Artificial intelligence is an umbrella term for technologies which make computer systems "intelligent", in the sense that they are able to solve problems and learn from their own experiences. Today, machine learning is one of the best known and most widely used of these technologies.
In simple terms, it is about using mathematics, statistics, rules, computer science, neurology and linguistics to collect, systematise and recognise patterns in large amounts of data. The use of rules, algorithms and patterns is becoming more efficient and advanced every day.
Machine learning is essentially about recognising patterns in large amounts of data. It could for example be language recognition which we find in different types of "chatbots" or dialog robots, which currently appear on many websites. This variant of artificial intelligence is based on the collection and systematization of large amounts of data using probability calculations and algorithms. The use of rules, algorithms and patterns is becoming more efficient and advanced every day.
As long ago as 1996, machine learning enabled the supercomputer Deep Blue to beat Russian chess grandmaster Garry Kasparov in a game of chess using basic pattern recognition.
At the time, the victory was a global sensation. Today, we encounter machine learning solutions based on pattern recognition every single day. For example, when the music service Spotify recommends new playlists for us based on our listening patterns, or when Amazon presents us with targeted offers based on previous purchases.
Deep learning – advanced, but relatively immature technology
Another technology is Deep learning, which involves the exchange of data in what are known as neural networks, networks which resemble the human brain and which are used to extract experiences from historical databases.
Deep learning attempts to mimic the neural structure of the human brain, to enable the computer to make independent decisions based on scenarios and situations which the computer has not previously encountered.
Today, autonomous vehicles are perhaps the best example of a practical application of Deep learning. Another example is the development of robots which are capable of performing complex surgery without any loss of concentration or shaky hands. A little further ahead into the future, we can expect to see household robots which are capable of working out for themselves how they should tidy away mum’s laptop or little brother’s toys.
Cegal sees huge potential in the AI market are currently exploring the use of AI in all the major branches of the company. As a global tech powerhouse, Cegal can enable our clients to leverage AI capabilities safely and ethically on their corporate data and systems, to optimize business processes, enhance customer experience, and create new revenue streams.

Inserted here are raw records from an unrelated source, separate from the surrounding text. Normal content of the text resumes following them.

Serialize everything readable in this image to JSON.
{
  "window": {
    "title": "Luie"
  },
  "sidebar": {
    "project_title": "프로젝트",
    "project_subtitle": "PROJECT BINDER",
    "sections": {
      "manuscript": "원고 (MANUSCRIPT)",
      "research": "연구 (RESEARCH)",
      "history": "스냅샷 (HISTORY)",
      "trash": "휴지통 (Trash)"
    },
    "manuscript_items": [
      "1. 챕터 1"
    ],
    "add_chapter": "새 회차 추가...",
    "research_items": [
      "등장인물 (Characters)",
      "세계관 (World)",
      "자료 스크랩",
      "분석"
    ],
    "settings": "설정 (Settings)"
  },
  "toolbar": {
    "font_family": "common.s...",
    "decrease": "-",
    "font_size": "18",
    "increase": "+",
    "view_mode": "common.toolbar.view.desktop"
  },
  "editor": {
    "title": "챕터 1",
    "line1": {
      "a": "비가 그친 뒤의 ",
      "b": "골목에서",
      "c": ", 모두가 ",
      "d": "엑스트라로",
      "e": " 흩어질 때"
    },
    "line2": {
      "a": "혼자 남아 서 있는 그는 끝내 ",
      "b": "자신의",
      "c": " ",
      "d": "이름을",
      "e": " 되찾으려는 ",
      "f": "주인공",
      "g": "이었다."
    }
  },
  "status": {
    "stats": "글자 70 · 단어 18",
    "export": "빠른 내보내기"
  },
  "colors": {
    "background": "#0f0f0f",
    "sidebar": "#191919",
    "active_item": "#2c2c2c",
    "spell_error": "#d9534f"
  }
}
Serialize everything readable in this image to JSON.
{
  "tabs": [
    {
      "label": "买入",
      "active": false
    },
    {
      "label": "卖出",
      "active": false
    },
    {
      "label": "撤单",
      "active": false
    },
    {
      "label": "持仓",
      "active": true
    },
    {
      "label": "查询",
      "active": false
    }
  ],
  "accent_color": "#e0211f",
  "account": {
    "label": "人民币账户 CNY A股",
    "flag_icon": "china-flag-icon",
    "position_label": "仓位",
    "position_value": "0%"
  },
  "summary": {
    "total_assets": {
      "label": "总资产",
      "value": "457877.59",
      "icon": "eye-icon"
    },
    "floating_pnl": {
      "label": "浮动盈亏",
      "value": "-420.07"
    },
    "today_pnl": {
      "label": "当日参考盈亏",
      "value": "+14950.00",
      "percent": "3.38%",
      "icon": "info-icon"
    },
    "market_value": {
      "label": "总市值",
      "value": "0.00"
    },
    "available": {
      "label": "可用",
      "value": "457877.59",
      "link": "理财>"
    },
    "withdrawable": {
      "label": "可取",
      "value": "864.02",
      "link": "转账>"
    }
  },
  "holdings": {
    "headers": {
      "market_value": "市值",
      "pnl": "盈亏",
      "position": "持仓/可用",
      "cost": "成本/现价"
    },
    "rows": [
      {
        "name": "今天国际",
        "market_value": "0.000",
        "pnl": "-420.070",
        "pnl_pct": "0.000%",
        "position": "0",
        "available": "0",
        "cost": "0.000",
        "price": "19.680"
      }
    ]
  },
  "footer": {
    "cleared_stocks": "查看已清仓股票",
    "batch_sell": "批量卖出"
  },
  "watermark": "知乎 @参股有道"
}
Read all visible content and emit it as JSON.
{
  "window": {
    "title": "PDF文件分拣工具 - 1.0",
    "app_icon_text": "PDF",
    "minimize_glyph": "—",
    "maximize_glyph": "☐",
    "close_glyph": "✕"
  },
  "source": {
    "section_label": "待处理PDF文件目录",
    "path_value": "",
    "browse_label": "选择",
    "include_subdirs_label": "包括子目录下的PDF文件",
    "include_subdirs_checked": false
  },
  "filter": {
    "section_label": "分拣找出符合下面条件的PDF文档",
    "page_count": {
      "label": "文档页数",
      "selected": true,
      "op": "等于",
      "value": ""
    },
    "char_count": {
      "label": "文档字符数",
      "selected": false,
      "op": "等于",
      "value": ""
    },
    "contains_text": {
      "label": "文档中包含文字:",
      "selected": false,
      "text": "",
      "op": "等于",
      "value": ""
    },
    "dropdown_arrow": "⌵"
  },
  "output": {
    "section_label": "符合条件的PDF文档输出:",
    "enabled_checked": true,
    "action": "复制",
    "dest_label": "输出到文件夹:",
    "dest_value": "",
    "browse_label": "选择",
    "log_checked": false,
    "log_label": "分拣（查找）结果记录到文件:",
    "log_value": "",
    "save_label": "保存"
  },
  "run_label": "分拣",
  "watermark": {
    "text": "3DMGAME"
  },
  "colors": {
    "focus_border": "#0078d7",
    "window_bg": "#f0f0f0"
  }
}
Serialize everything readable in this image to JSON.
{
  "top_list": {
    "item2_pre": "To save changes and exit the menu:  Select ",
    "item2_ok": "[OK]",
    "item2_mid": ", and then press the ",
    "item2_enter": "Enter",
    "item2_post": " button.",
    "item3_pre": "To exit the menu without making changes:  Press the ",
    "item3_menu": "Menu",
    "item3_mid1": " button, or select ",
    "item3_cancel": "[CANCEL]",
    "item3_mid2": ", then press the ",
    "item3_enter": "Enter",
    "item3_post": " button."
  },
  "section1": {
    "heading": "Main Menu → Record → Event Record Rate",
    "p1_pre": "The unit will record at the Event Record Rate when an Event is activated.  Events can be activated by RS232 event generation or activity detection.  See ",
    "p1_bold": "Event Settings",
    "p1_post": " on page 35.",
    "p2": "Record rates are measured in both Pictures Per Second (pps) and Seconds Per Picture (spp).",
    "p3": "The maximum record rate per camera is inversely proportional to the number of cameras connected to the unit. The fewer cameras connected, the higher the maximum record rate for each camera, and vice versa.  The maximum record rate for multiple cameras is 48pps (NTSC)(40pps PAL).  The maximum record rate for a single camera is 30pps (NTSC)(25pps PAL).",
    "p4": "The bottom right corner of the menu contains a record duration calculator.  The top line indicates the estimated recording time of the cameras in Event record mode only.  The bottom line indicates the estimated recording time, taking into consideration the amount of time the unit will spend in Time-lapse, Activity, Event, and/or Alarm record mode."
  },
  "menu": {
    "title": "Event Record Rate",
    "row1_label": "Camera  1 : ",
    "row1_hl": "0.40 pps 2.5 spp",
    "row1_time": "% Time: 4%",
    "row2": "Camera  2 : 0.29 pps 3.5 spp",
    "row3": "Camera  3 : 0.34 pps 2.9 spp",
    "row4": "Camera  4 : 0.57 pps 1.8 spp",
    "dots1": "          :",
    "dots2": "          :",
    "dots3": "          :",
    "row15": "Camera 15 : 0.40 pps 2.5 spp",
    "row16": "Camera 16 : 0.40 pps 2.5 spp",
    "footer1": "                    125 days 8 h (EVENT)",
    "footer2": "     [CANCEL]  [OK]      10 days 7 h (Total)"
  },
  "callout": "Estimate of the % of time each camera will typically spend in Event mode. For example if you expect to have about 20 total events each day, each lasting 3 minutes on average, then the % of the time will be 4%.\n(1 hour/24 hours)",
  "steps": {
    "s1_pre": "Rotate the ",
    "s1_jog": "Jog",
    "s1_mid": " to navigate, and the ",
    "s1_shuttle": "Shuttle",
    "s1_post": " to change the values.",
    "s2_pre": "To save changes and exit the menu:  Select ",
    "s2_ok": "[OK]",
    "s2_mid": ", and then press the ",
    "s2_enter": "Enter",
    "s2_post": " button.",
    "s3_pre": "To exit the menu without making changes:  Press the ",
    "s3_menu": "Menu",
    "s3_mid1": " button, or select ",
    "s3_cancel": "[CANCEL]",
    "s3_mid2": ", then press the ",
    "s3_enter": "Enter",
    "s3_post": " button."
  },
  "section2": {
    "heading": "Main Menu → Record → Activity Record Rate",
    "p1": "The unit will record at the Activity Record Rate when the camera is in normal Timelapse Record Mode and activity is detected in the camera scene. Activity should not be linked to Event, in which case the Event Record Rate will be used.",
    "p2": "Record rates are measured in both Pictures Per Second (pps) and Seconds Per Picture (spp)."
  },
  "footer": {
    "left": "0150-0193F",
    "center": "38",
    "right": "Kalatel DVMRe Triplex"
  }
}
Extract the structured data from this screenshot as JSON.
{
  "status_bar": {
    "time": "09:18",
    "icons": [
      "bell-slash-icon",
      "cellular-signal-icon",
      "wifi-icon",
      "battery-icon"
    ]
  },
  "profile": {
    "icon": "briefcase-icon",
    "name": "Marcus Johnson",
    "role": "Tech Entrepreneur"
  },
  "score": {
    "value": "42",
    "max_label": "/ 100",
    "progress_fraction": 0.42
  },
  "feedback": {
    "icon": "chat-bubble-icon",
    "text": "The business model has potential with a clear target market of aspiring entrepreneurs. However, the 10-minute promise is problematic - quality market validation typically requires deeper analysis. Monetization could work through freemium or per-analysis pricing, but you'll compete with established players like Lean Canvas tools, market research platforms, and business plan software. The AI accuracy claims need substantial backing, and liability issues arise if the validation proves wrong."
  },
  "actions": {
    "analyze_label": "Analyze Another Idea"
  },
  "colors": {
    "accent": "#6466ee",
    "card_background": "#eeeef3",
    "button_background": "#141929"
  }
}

Cegal is currently exploring ways of improving technical support and customer user experiences for our products with AI that utilizes our own internal data. We are also embracing responsible personal use of AI such as ChatGPT and CoPilot for productivity and exploring new ideas.
Although AI is an exciting technology there are also ethical and regulatory things to consider when onboarding or implementing systems that include this technology. As a part of our ESG commitment we strive to deliver safe and responsible technological developments for our clients.
We are a UN global compact signatory and have policies that regulate safety around AI in our management system. As new legislation like the EU AI Act will become law it will be incorporated in Cegal as well.